The vaccine is designed to fight 13 forms of a bacterium called streptococcus pneumoniae, or pneumococcus.

The original Prevnar, which targets seven strains, was introduced in 2000 and has annual sales around $3 billion.

Pfizer’s recent $67-billion purchase of Wyeth helped the the world’s largest drugmaker diversify in the areas of vaccines and injectable biotechnology medicines.

Company officials who argued in favor of Prevnar 13 to the FDA panel said the incidence of pneumococcal disease in children under five had dropped sharply after the introduction of the original vaccine.

They estimated the added protection from Prevnar 13 could reduce deaths from pneumococcus by an extra 9,800 over 10 years. The new vaccine targets a strain called 19A that has emerged as the most common cause of pneumococcal infection in the United States.

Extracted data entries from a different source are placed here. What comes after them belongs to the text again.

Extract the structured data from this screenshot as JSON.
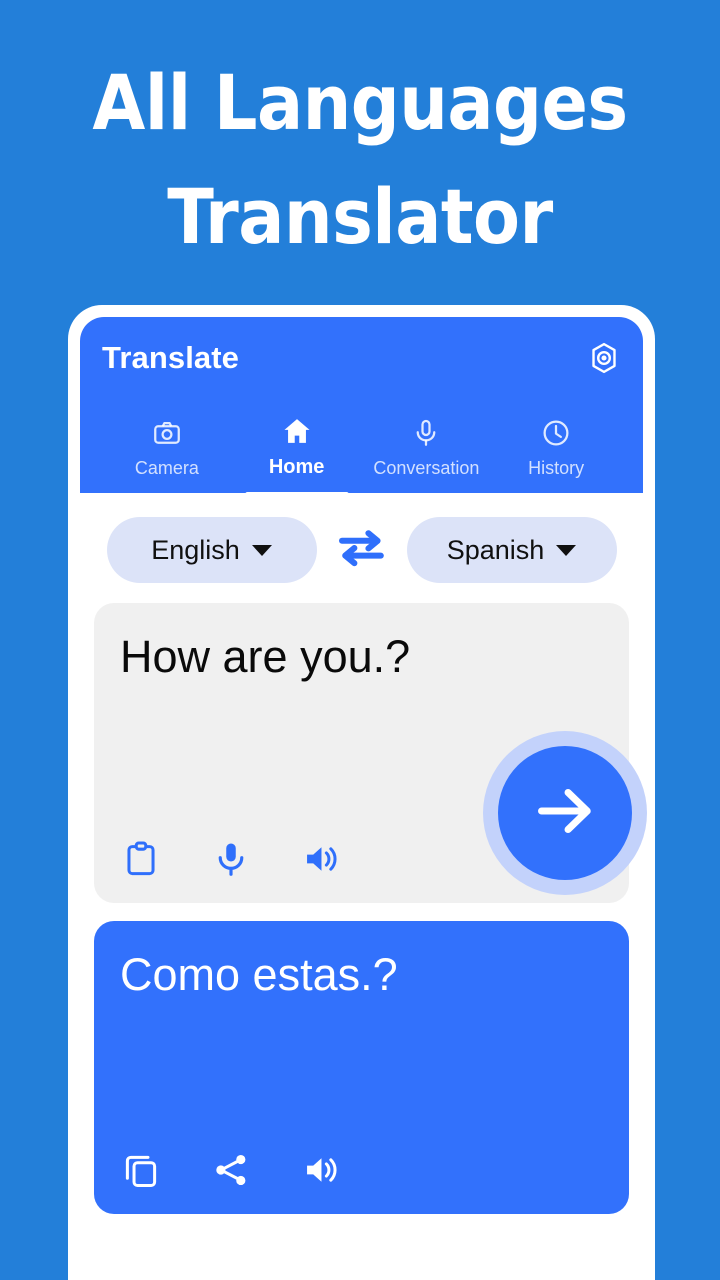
{
  "promo": {
    "headline": "All Languages\nTranslator",
    "background_color": "#237FD9",
    "text_color": "#FFFFFF"
  },
  "app": {
    "title": "Translate",
    "accent_color": "#3271FC",
    "settings_icon": "settings-hexagon-icon"
  },
  "tabs": [
    {
      "label": "Camera",
      "icon": "camera-icon",
      "active": false
    },
    {
      "label": "Home",
      "icon": "home-icon",
      "active": true
    },
    {
      "label": "Conversation",
      "icon": "microphone-icon",
      "active": false
    },
    {
      "label": "History",
      "icon": "clock-icon",
      "active": false
    }
  ],
  "language_selector": {
    "source_language": "English",
    "target_language": "Spanish",
    "swap_icon": "swap-arrows-icon",
    "chip_color": "#DCE3F8",
    "swap_color": "#3271FC"
  },
  "input_card": {
    "text": "How are you.?",
    "background_color": "#F0F0F0",
    "text_color": "#0A0A0A",
    "actions": [
      {
        "name": "paste-icon",
        "label": "Paste"
      },
      {
        "name": "microphone-icon",
        "label": "Speak"
      },
      {
        "name": "speaker-icon",
        "label": "Listen"
      }
    ],
    "translate_button": {
      "icon": "arrow-right-icon",
      "color": "#3271FC",
      "halo_color": "#C3D2FB"
    }
  },
  "output_card": {
    "text": "Como estas.?",
    "background_color": "#3271FC",
    "text_color": "#FFFFFF",
    "actions": [
      {
        "name": "copy-icon",
        "label": "Copy"
      },
      {
        "name": "share-icon",
        "label": "Share"
      },
      {
        "name": "speaker-icon",
        "label": "Listen"
      }
    ]
  }
}
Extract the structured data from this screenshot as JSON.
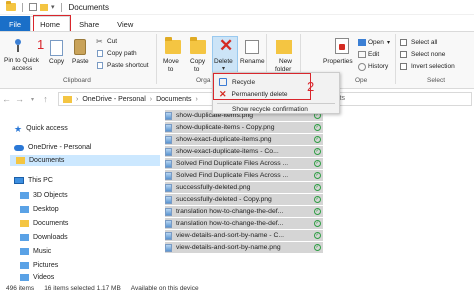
{
  "window": {
    "title": "Documents"
  },
  "tabs": [
    {
      "label": "File"
    },
    {
      "label": "Home"
    },
    {
      "label": "Share"
    },
    {
      "label": "View"
    }
  ],
  "ribbon": {
    "clipboard": {
      "pin_label_1": "Pin to Quick",
      "pin_label_2": "access",
      "copy_label": "Copy",
      "paste_label": "Paste",
      "cut_label": "Cut",
      "copy_path_label": "Copy path",
      "paste_shortcut_label": "Paste shortcut",
      "group_label": "Clipboard"
    },
    "organize": {
      "move_to_label_1": "Move",
      "move_to_label_2": "to",
      "copy_to_label_1": "Copy",
      "copy_to_label_2": "to",
      "delete_label": "Delete",
      "rename_label": "Rename",
      "group_label_partial": "Orga"
    },
    "new": {
      "new_folder_label_1": "New",
      "new_folder_label_2": "folder"
    },
    "open": {
      "properties_label": "Properties",
      "open_label": "Open",
      "edit_label": "Edit",
      "history_label": "History",
      "group_label_partial": "Ope"
    },
    "select": {
      "select_all_label": "Select all",
      "select_none_label": "Select none",
      "invert_label": "Invert selection",
      "group_label": "Select"
    }
  },
  "delete_menu": {
    "recycle_label": "Recycle",
    "permanent_label": "Permanently delete",
    "confirm_label": "Show recycle confirmation"
  },
  "annotations": {
    "one": "1",
    "two": "2"
  },
  "address": {
    "root": "OneDrive - Personal",
    "current": "Documents",
    "partial": "ments"
  },
  "nav": {
    "quick_access": "Quick access",
    "onedrive": "OneDrive - Personal",
    "documents": "Documents",
    "this_pc": "This PC",
    "objects_3d": "3D Objects",
    "desktop": "Desktop",
    "documents_pc": "Documents",
    "downloads": "Downloads",
    "music": "Music",
    "pictures": "Pictures",
    "videos": "Videos"
  },
  "files": [
    {
      "name": "show-duplicate-items.png"
    },
    {
      "name": "show-duplicate-items - Copy.png"
    },
    {
      "name": "show-exact-duplicate-items.png"
    },
    {
      "name": "show-exact-duplicate-items - Co..."
    },
    {
      "name": "Solved Find Duplicate Files Across ..."
    },
    {
      "name": "Solved Find Duplicate Files Across ..."
    },
    {
      "name": "successfully-deleted.png"
    },
    {
      "name": "successfully-deleted - Copy.png"
    },
    {
      "name": "translation how-to-change-the-def..."
    },
    {
      "name": "translation how-to-change-the-def..."
    },
    {
      "name": "view-details-and-sort-by-name - C..."
    },
    {
      "name": "view-details-and-sort-by-name.png"
    }
  ],
  "status": {
    "items": "496 items",
    "selected": "16 items selected  1.17 MB",
    "availability": "Available on this device"
  }
}
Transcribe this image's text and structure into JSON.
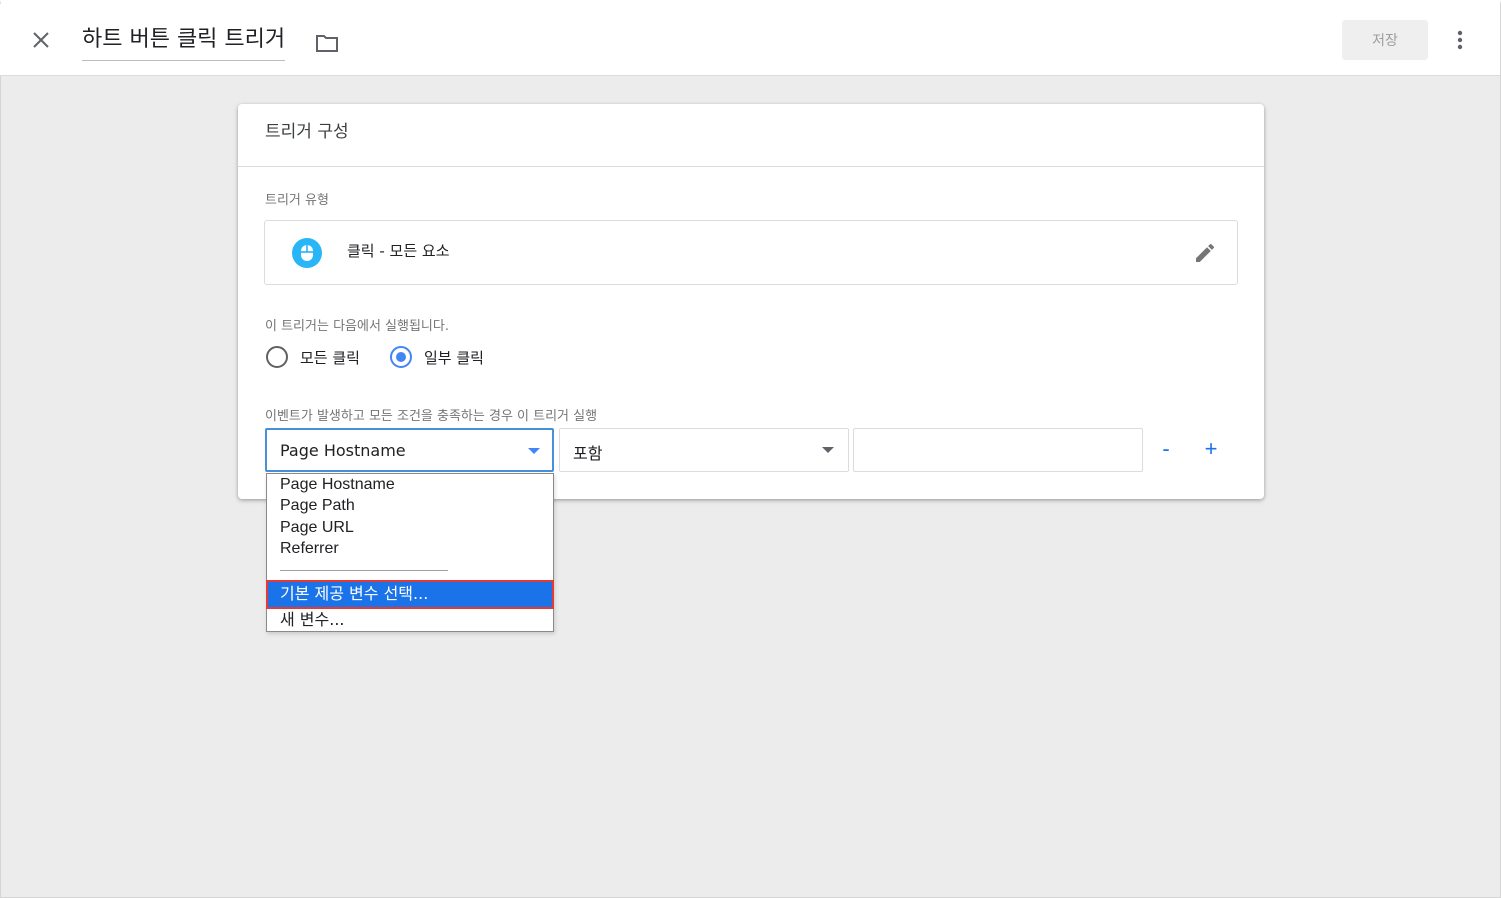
{
  "header": {
    "title": "하트 버튼 클릭 트리거",
    "save_label": "저장",
    "close_icon": "close-icon",
    "folder_icon": "folder-icon",
    "more_icon": "more-vert-icon"
  },
  "card": {
    "heading": "트리거 구성",
    "trigger_type_label": "트리거 유형",
    "trigger_type_value": "클릭 - 모든 요소",
    "trigger_type_icon": "mouse-icon",
    "fires_on_label": "이 트리거는 다음에서 실행됩니다.",
    "radio_options": [
      {
        "label": "모든 클릭",
        "selected": false
      },
      {
        "label": "일부 클릭",
        "selected": true
      }
    ],
    "condition_label": "이벤트가 발생하고 모든 조건을 충족하는 경우 이 트리거 실행",
    "variable_select": "Page Hostname",
    "operator_select": "포함",
    "value_input": "",
    "minus_label": "-",
    "plus_label": "+"
  },
  "dropdown": {
    "items": [
      "Page Hostname",
      "Page Path",
      "Page URL",
      "Referrer"
    ],
    "builtin_label": "기본 제공 변수 선택...",
    "new_var_label": "새 변수..."
  },
  "colors": {
    "accent": "#1a73e8",
    "radio_on": "#4285f4",
    "icon_bg": "#29b6f6",
    "highlight_border": "#e53935"
  }
}
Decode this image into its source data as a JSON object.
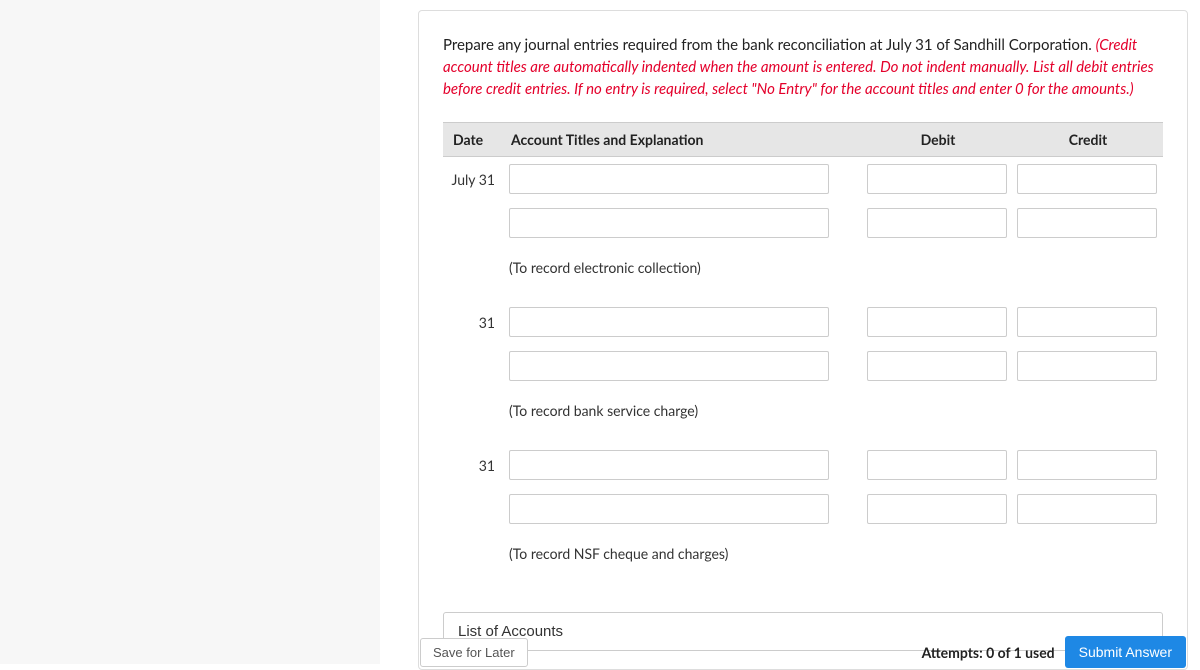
{
  "instructions": {
    "text_black": "Prepare any journal entries required from the bank reconciliation at July 31 of Sandhill Corporation. ",
    "text_red": "(Credit account titles are automatically indented when the amount is entered. Do not indent manually. List all debit entries before credit entries. If no entry is required, select \"No Entry\" for the account titles and enter 0 for the amounts.)"
  },
  "table": {
    "headers": {
      "date": "Date",
      "account": "Account Titles and Explanation",
      "debit": "Debit",
      "credit": "Credit"
    },
    "entries": [
      {
        "date": "July 31",
        "account": "",
        "debit": "",
        "credit": ""
      },
      {
        "date": "",
        "account": "",
        "debit": "",
        "credit": ""
      },
      {
        "description": "(To record electronic collection)"
      },
      {
        "date": "31",
        "account": "",
        "debit": "",
        "credit": ""
      },
      {
        "date": "",
        "account": "",
        "debit": "",
        "credit": ""
      },
      {
        "description": "(To record bank service charge)"
      },
      {
        "date": "31",
        "account": "",
        "debit": "",
        "credit": ""
      },
      {
        "date": "",
        "account": "",
        "debit": "",
        "credit": ""
      },
      {
        "description": "(To record NSF cheque and charges)"
      }
    ]
  },
  "buttons": {
    "list_of_accounts": "List of Accounts",
    "save_for_later": "Save for Later",
    "submit": "Submit Answer"
  },
  "footer": {
    "attempts": "Attempts: 0 of 1 used"
  }
}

“We’re very gratified to have achieved a positive recommendation,” Dr. Emilio Emini, Pfizer’s chief scientific officer for vaccine research, said after the panel ruling.

FDA reviewers said some measurements used in a Pfizer study failed to show the vaccine was equivalent to the original Prevnar for three of the strains. Panel members said they felt confident Prevnar 13 would be effective based on levels of infection-fighting antibodies that were seen.

Pamela McInnes, a researcher at the National Institutes of Health, said there were “quite compelling data in terms of functional antibodies. I’m very persuaded by that.”

Potential side effects were similar with Prevnar 13 and the original shot and included tenderness at the injection site and irritability. Both vaccines require a total of four injections given at two, four, six and 12 to 15 months.

Vicky Debold, the panel’s consumer representative and sole vote against Prevnar 13, questioned if the risks were fully understood as potential side effects were compared with the original Prevnar.

“I’m having a really hard time understanding how we can understand safety comparing Prevnar 13 to Prevnar,” said Debold, director of patient safety at the National Vaccine Information Center.

Prevnar 13 also is being studied for potential use in adults, a new use that could accelerate already booming sales of the franchise.

Pneumonia caused by the pneumococcal organism is one of the biggest causes of death in older people and its incidence begins to increase after age 50.

GlaxoSmithKline Plc GSK.L has a rival vaccine, called Synflorix, that is active against 10 strains. Synflorix is approved in Europe and some other markets, but not the United States.

Merck MRK.N also sells the Pneumovax 23 vaccine, which fights 23 types of pneumococcus and is the only vaccine of its type that is FDA-approved for adults.